Wenn man in einem Gespräch anderer Ansicht als sein Gesprächspartner ist, und daraufhin Antworten bekommt wie: „Dafür kann ich nichts“, „Das ist dein Problem“, „Damit habe ich nichts zu tun“ und „Das ist dein Film“, dann wird schnell klar, dass ein Kooperation und die Findung eines gemeinsamen Konsens gar nicht gewollt ist.

Hier steht die bewusste Abgrenzung zu einem „Gegenüber“ als ein „Gegner“ im Vordergrund. Ein gemeinsamer Konsens kann in einer solchen Konstellation jedoch nur noch entstehen, wenn ein „Gegenüber“ seine Position aufgibt und sich von seinem „Gegenüber“ unterwerfen lässt.

 „Individualität“ und „Freiheit“ und damit die letztlich so viel zitierte „Selbstverwirklichung“ stellen sich heute teilweise als einen unreflektierten Hedonismus dar, der keine Rücksicht mehr auf den anderen nimmt, nehmen will und nehmen darf.

So eine Gesellschaft kann weder friedlich noch sinnstiftend funktionieren. Diese ist ausgelegt auf Krieg und Unterwerfung. Dies gilt sowohl im Kleinen wie z.B. Beziehungen oder Familien, als auch im Großen wie z.B. Staatsgebilden. Soziale Gruppen leben und erhalten ihre Stabilität aber von gemeinsamen Ideen, gemeinsamen Regeln und dementsprechend kann „Freiheit“ nur im Sinne einer konsensorientierten, also geordneten Freiheit existieren. Das bedeutet, das jegliches Denken und Handeln des Einzelnen muss daraufhin ausgerichtet sein, dass jedem Menschen die gleichen Möglichkeiten der Persönlichkeitsentfaltung ermöglicht werden, wie ihm selbst auch. Dies führt sehr schnell auf die Erkenntnis der „Würde des Menschen“, die unantastbar ist. Dies ist Recht und Pflicht zugleich.
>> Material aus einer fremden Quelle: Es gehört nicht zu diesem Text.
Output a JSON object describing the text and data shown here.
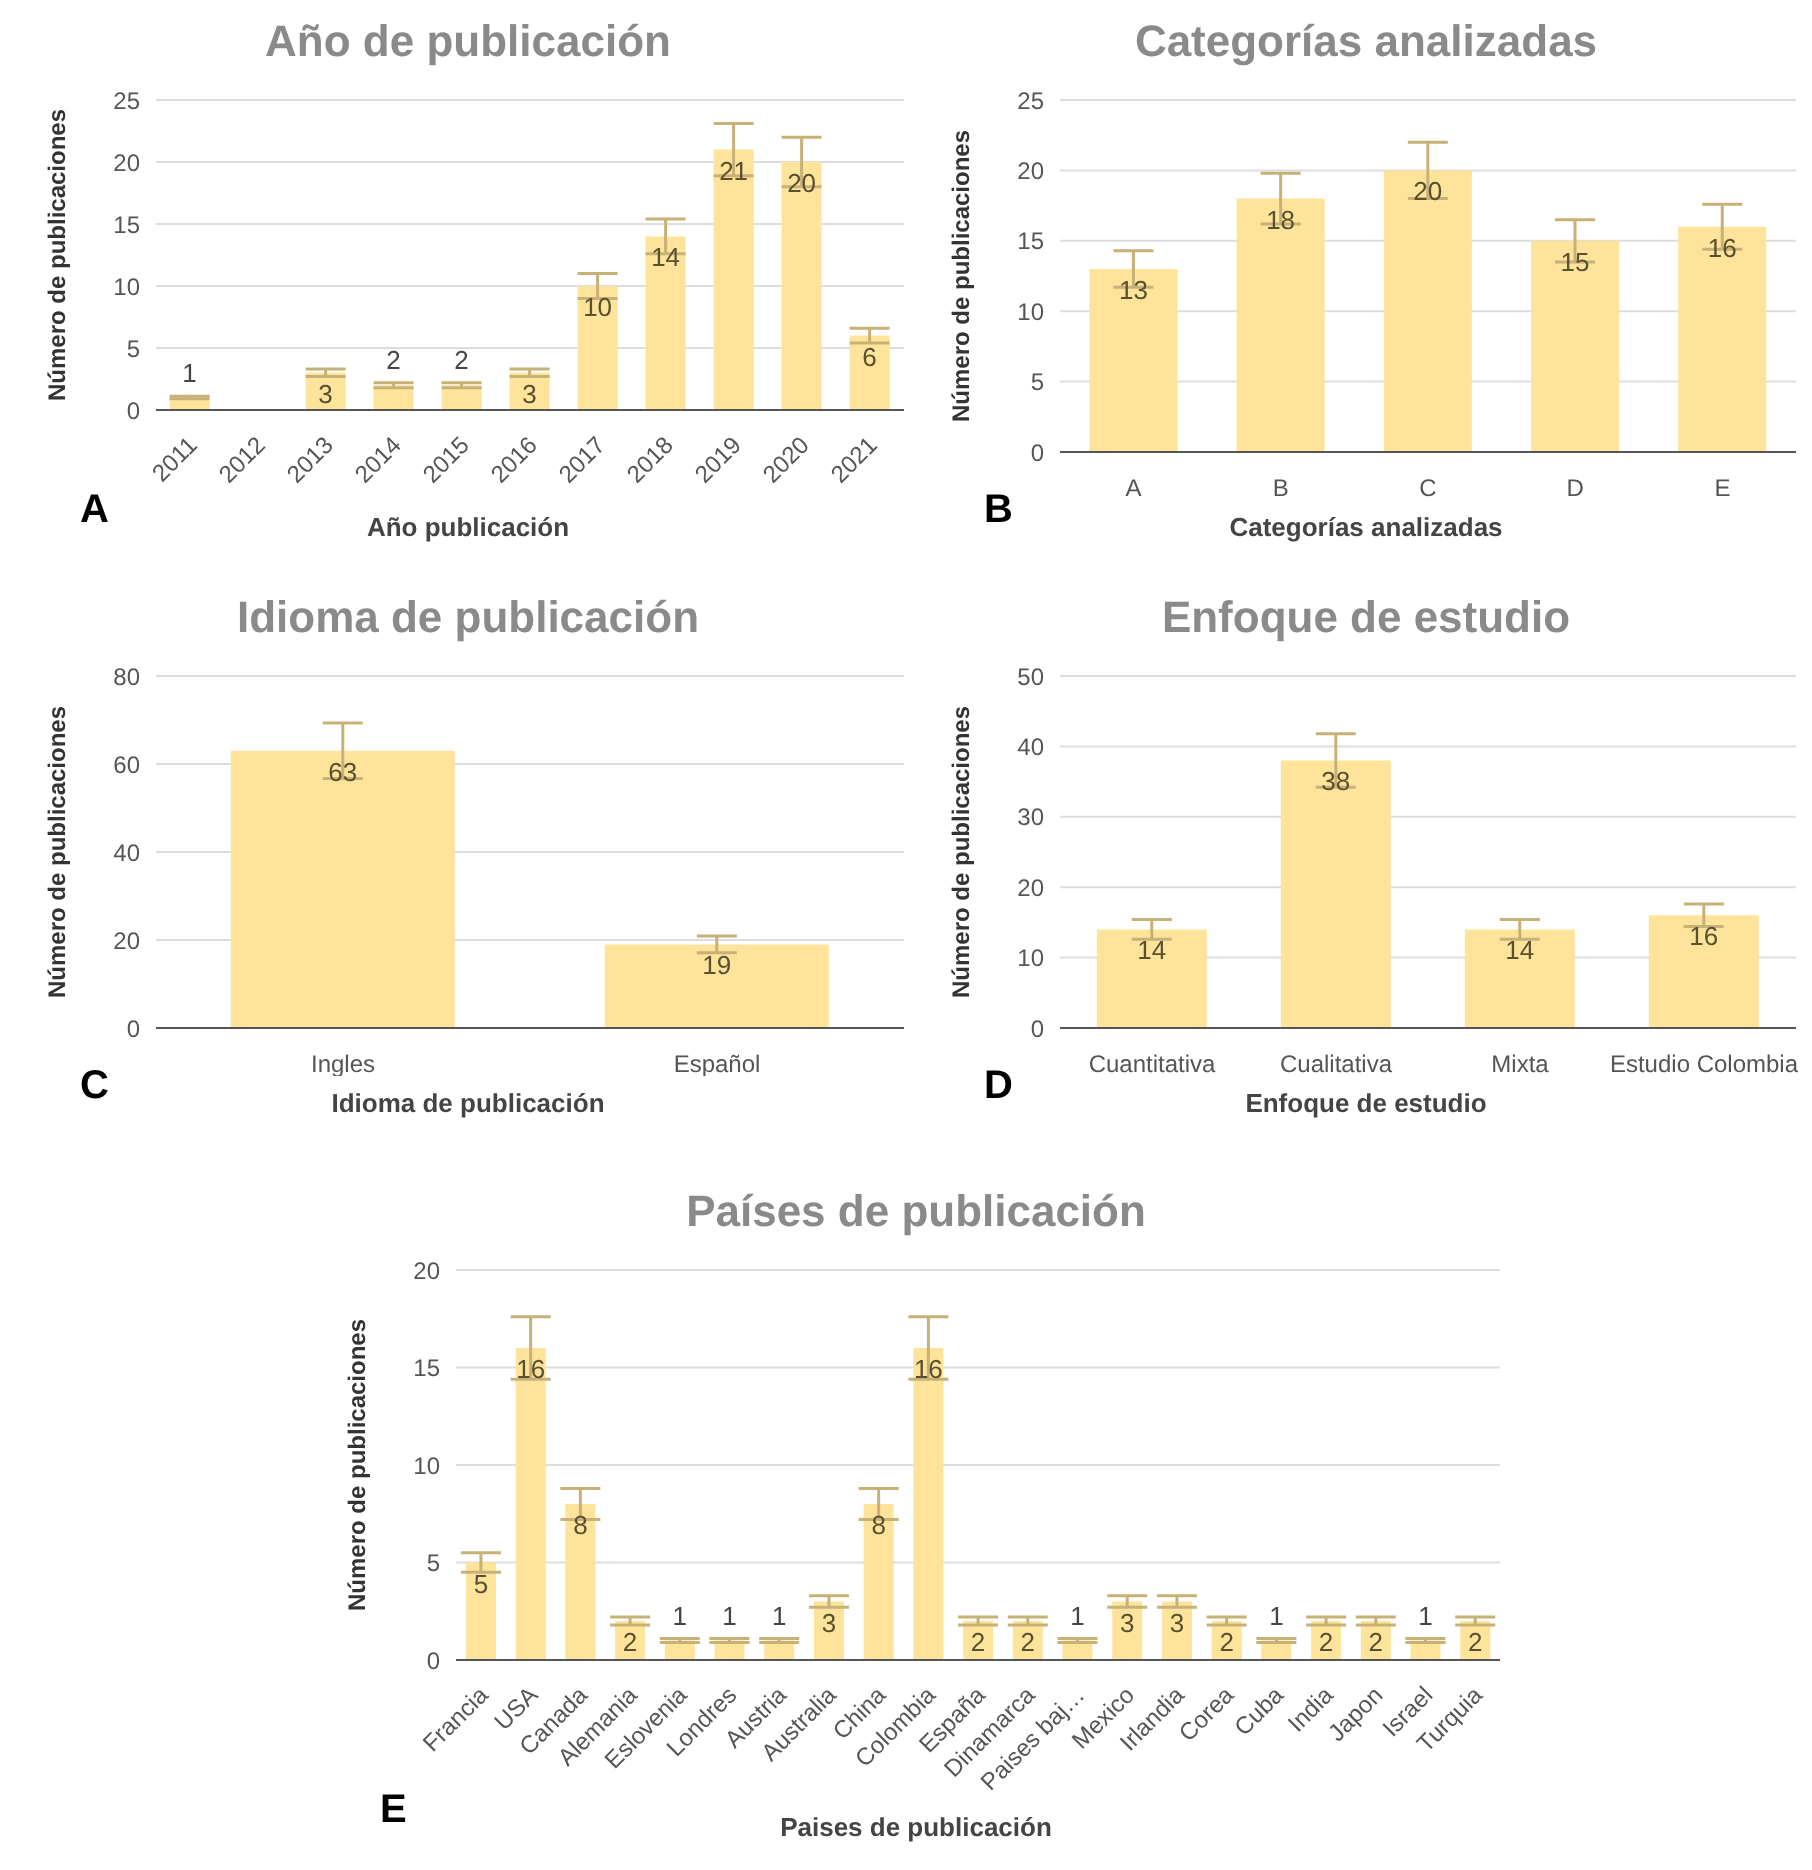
{
  "chart_data": [
    {
      "type": "bar",
      "title": "Año de publicación",
      "xlabel": "Año publicación",
      "ylabel": "Número de publicaciones",
      "categories": [
        "2011",
        "2012",
        "2013",
        "2014",
        "2015",
        "2016",
        "2017",
        "2018",
        "2019",
        "2020",
        "2021"
      ],
      "values": [
        1,
        0,
        3,
        2,
        2,
        3,
        10,
        14,
        21,
        20,
        6
      ],
      "errors": [
        0.1,
        null,
        0.3,
        0.2,
        0.2,
        0.3,
        1,
        1.4,
        2.1,
        2,
        0.6
      ],
      "value_labels": [
        "1",
        null,
        "3",
        "2",
        "2",
        "3",
        "10",
        "14",
        "21",
        "20",
        "6"
      ],
      "color": "#fde49a",
      "ylim": [
        0,
        25
      ],
      "yticks": [
        0,
        5,
        10,
        15,
        20,
        25
      ],
      "grid": "y",
      "annotations": [
        "A"
      ]
    },
    {
      "type": "bar",
      "title": "Categorías analizadas",
      "xlabel": "Categorías analizadas",
      "ylabel": "Número de publicaciones",
      "categories": [
        "A",
        "B",
        "C",
        "D",
        "E"
      ],
      "values": [
        13,
        18,
        20,
        15,
        16
      ],
      "errors": [
        1.3,
        1.8,
        2,
        1.5,
        1.6
      ],
      "data_labels": true,
      "color": "#fde49a",
      "ylim": [
        0,
        25
      ],
      "yticks": [
        0,
        5,
        10,
        15,
        20,
        25
      ],
      "grid": "y",
      "annotations": [
        "B"
      ]
    },
    {
      "type": "bar",
      "title": "Idioma de publicación",
      "xlabel": "Idioma de publicación",
      "ylabel": "Número de publicaciones",
      "categories": [
        "Ingles",
        "Español"
      ],
      "values": [
        63,
        19
      ],
      "errors": [
        6.3,
        1.9
      ],
      "data_labels": true,
      "color": "#fde49a",
      "ylim": [
        0,
        80
      ],
      "yticks": [
        0,
        20,
        40,
        60,
        80
      ],
      "grid": "y",
      "annotations": [
        "C"
      ]
    },
    {
      "type": "bar",
      "title": "Enfoque de estudio",
      "xlabel": "Enfoque de estudio",
      "ylabel": "Número de publicaciones",
      "categories": [
        "Cuantitativa",
        "Cualitativa",
        "Mixta",
        "Estudio Colombia"
      ],
      "values": [
        14,
        38,
        14,
        16
      ],
      "errors": [
        1.4,
        3.8,
        1.4,
        1.6
      ],
      "data_labels": true,
      "color": "#fde49a",
      "ylim": [
        0,
        50
      ],
      "yticks": [
        0,
        10,
        20,
        30,
        40,
        50
      ],
      "grid": "y",
      "annotations": [
        "D"
      ]
    },
    {
      "type": "bar",
      "title": "Países de publicación",
      "xlabel": "Paises de publicación",
      "ylabel": "Número de publicaciones",
      "categories": [
        "Francia",
        "USA",
        "Canada",
        "Alemania",
        "Eslovenia",
        "Londres",
        "Austria",
        "Australia",
        "China",
        "Colombia",
        "España",
        "Dinamarca",
        "Paises baj…",
        "Mexico",
        "Irlandia",
        "Corea",
        "Cuba",
        "India",
        "Japon",
        "Israel",
        "Turquia"
      ],
      "values": [
        5,
        16,
        8,
        2,
        1,
        1,
        1,
        3,
        8,
        16,
        2,
        2,
        1,
        3,
        3,
        2,
        1,
        2,
        2,
        1,
        2
      ],
      "errors": [
        0.5,
        1.6,
        0.8,
        0.2,
        0.1,
        0.1,
        0.1,
        0.3,
        0.8,
        1.6,
        0.2,
        0.2,
        0.1,
        0.3,
        0.3,
        0.2,
        0.1,
        0.2,
        0.2,
        0.1,
        0.2
      ],
      "data_labels": true,
      "color": "#fde49a",
      "ylim": [
        0,
        20
      ],
      "yticks": [
        0,
        5,
        10,
        15,
        20
      ],
      "grid": "y",
      "annotations": [
        "E"
      ]
    }
  ]
}
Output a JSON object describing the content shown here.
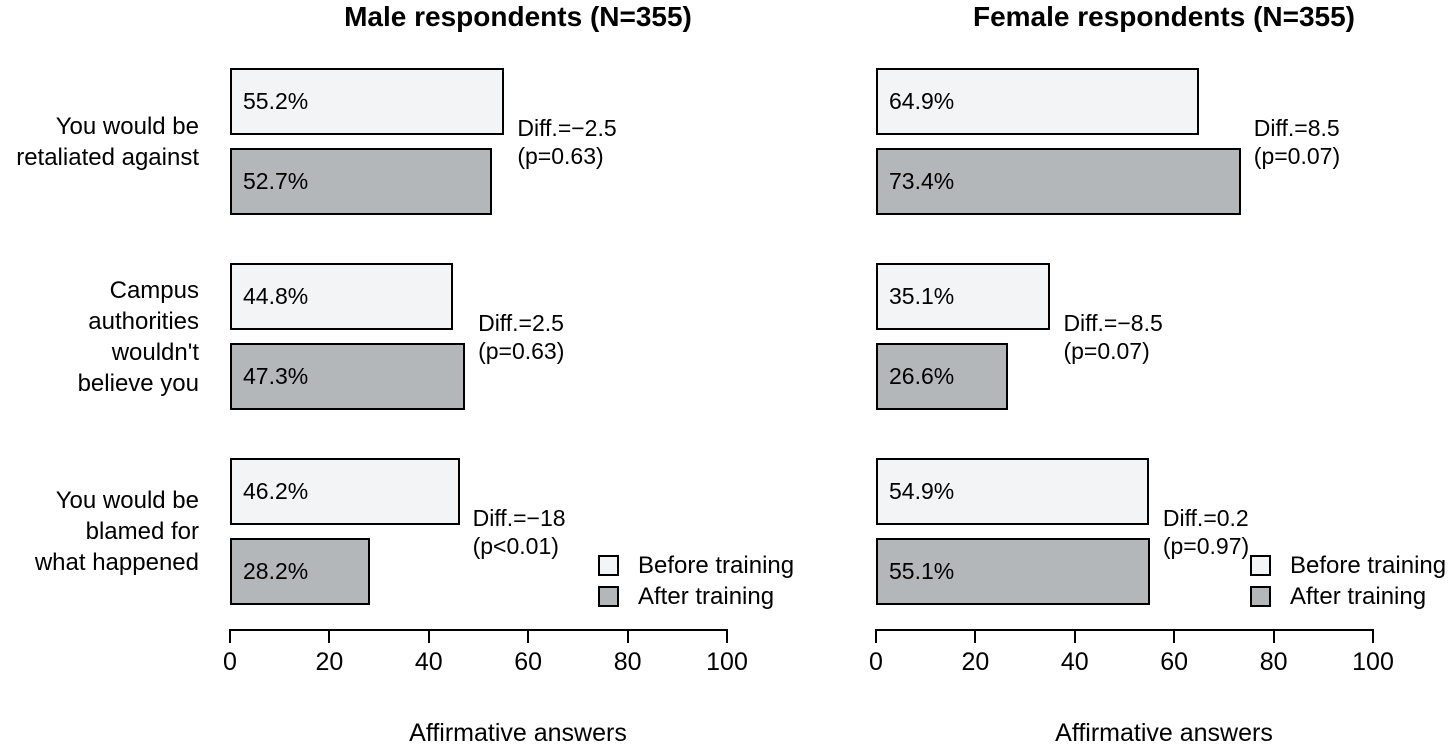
{
  "figure": {
    "background": "#ffffff",
    "text_color": "#000000",
    "colors": {
      "before_fill": "#f2f4f6",
      "after_fill": "#b4b7b9",
      "bar_border": "#000000",
      "axis": "#000000"
    },
    "legend": {
      "position": "bottom-right-of-each-panel",
      "items": [
        {
          "name": "before",
          "label": "Before training"
        },
        {
          "name": "after",
          "label": "After training"
        }
      ]
    }
  },
  "chart_data": [
    {
      "type": "bar",
      "orientation": "horizontal",
      "title": "Male respondents (N=355)",
      "xlabel": "Affirmative answers",
      "xlim": [
        0,
        100
      ],
      "x_ticks": [
        0,
        20,
        40,
        60,
        80,
        100
      ],
      "grid": false,
      "show_category_labels": true,
      "categories": [
        {
          "name": "retaliated",
          "label_lines": [
            "You would be",
            "retaliated against"
          ]
        },
        {
          "name": "not-believed",
          "label_lines": [
            "Campus",
            "authorities",
            "wouldn't",
            "believe you"
          ]
        },
        {
          "name": "blamed",
          "label_lines": [
            "You would be",
            "blamed for",
            "what happened"
          ]
        }
      ],
      "series": [
        {
          "name": "Before training",
          "values": [
            55.2,
            44.8,
            46.2
          ],
          "value_labels": [
            "55.2%",
            "44.8%",
            "46.2%"
          ]
        },
        {
          "name": "After training",
          "values": [
            52.7,
            47.3,
            28.2
          ],
          "value_labels": [
            "52.7%",
            "47.3%",
            "28.2%"
          ]
        }
      ],
      "annotations": [
        {
          "lines": [
            "Diff.=−2.5",
            "(p=0.63)"
          ]
        },
        {
          "lines": [
            "Diff.=2.5",
            "(p=0.63)"
          ]
        },
        {
          "lines": [
            "Diff.=−18",
            "(p<0.01)"
          ]
        }
      ]
    },
    {
      "type": "bar",
      "orientation": "horizontal",
      "title": "Female respondents (N=355)",
      "xlabel": "Affirmative answers",
      "xlim": [
        0,
        100
      ],
      "x_ticks": [
        0,
        20,
        40,
        60,
        80,
        100
      ],
      "grid": false,
      "show_category_labels": false,
      "categories": [
        {
          "name": "retaliated",
          "label_lines": [
            "You would be",
            "retaliated against"
          ]
        },
        {
          "name": "not-believed",
          "label_lines": [
            "Campus",
            "authorities",
            "wouldn't",
            "believe you"
          ]
        },
        {
          "name": "blamed",
          "label_lines": [
            "You would be",
            "blamed for",
            "what happened"
          ]
        }
      ],
      "series": [
        {
          "name": "Before training",
          "values": [
            64.9,
            35.1,
            54.9
          ],
          "value_labels": [
            "64.9%",
            "35.1%",
            "54.9%"
          ]
        },
        {
          "name": "After training",
          "values": [
            73.4,
            26.6,
            55.1
          ],
          "value_labels": [
            "73.4%",
            "26.6%",
            "55.1%"
          ]
        }
      ],
      "annotations": [
        {
          "lines": [
            "Diff.=8.5",
            "(p=0.07)"
          ]
        },
        {
          "lines": [
            "Diff.=−8.5",
            "(p=0.07)"
          ]
        },
        {
          "lines": [
            "Diff.=0.2",
            "(p=0.97)"
          ]
        }
      ]
    }
  ]
}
Folglich müssen wir und entscheiden, ob wir zu einer Gesellschaft nebeneinander her lebender Selbstverwirklicher werden, ein Trend, der ohne Frage zu beobachten ist, oder nicht. Soziale Gruppen werden daher immer prekärer und der öffentliche Raum mutiert von einem Raum der Verhandlung gemeinsamer Ideen, Interessen und Regeln, zu einem reinen Verkehrsraum um schnell von einer sozialen Gruppe zu einer anderen zu gelangen. Peter Sloterdijk bezeichnete es einmal treffend als Blase, wobei in diesem Ausdruck wunderbar die in sozialen Gruppen inhärente Fragilität und Vergänglichkeit deutlich wird, da ihnen eine stabilisierende Basis fehlt.

Ist aber aufgrund der Verfasstheit unserer Gesellschaft ein Humanismus im klassischen Sinne überhaupt noch denkbar?

Die These von Karl Marx: „Zuerst muss der Mensch essen und trinken, bevor er über den Sinn des Lebens nachdenken kann“ hat nichts von seiner Gültigkeit verloren.

Die Befriedung des Kampfes ums Dasein … um mal einen Kampfbegriff von Herbert Marcuse … kann, nein muss somit als basaler Bestandteil auf dem Weg in einen „neuen“ Humanismus betrachtet werden.

Manche mögen nun einwerfen wollen, dass die Absicherung der materiellen Existenz nicht wichtig sei, was ich für fatal halte, weil hierdurch die Bedrohung der Existenz als „Druckmittel“, als Mittel der Ausübung von (friedlicher) Gewalt (vgl. Max Weber) existent bleibt.